MA Nahjatus Sholihin menggelar peringatan Isra’ Mi’raj Nabi Muhammad SAW yang berlangsung khidmat dan penuh makna, Senin (19/1). Kegiatan ini dihadiri oleh seluruh siswa MA Nahjatus Sholihin, serta Bapak Ibu guru pengajar, dengan mengambil tema “Sejak kapan sholat maqtubah dilakukan, dan penting nya adab kepada guru disekolah”.

 

Peringatan Isra Mi’raj Nabi Muhammad SAW merupakan momen penting bagi umat Islam untuk kembali merenungi salah satu perintah terbesar dalam agama, yaitu sholat. Peristiwa agung ini bukan hanya perjalanan spiritual Rasulullah SAW, tetapi juga menjadi tonggak sejarah ditetapkannya sholat lima waktu (sholat maktubah) sebagai kewajiban bagi setiap muslim.

Sejak Kapan Sholat Maktubah Diperintahkan?

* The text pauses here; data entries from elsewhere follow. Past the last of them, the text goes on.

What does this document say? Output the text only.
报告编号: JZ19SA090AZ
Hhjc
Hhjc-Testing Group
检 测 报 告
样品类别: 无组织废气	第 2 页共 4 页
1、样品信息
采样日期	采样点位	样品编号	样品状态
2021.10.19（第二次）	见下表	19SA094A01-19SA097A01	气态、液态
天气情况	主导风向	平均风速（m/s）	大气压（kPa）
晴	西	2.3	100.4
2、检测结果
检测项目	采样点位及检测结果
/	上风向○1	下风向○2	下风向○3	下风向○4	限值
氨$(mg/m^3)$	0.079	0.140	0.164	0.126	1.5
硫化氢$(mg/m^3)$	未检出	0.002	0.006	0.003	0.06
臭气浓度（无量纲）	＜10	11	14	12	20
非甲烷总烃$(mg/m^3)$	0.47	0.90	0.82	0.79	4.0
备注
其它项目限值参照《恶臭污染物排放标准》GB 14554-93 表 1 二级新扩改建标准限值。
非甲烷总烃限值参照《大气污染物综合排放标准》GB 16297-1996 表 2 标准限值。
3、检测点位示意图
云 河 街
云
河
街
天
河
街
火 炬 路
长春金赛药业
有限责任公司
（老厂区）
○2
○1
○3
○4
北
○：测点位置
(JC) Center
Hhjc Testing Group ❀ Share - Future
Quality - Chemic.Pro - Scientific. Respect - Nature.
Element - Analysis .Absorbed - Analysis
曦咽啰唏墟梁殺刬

Sholat maktubah mulai diwajibkan pada malam Isra Mi’raj, sekitar tahun ke-10 kenabian, ketika Rasulullah SAW diangkat dari Masjidil Haram ke Masjidil Aqsha, lalu naik ke Sidratul Muntaha. Dalam peristiwa tersebut, Allah SWT langsung memerintahkan sholat kepada Rasulullah SAW tanpa perantara malaikat. Awalnya, sholat diwajibkan sebanyak 50 kali sehari semalam, hingga akhirnya diringankan menjadi lima waktu, namun dengan pahala setara 50 sholat.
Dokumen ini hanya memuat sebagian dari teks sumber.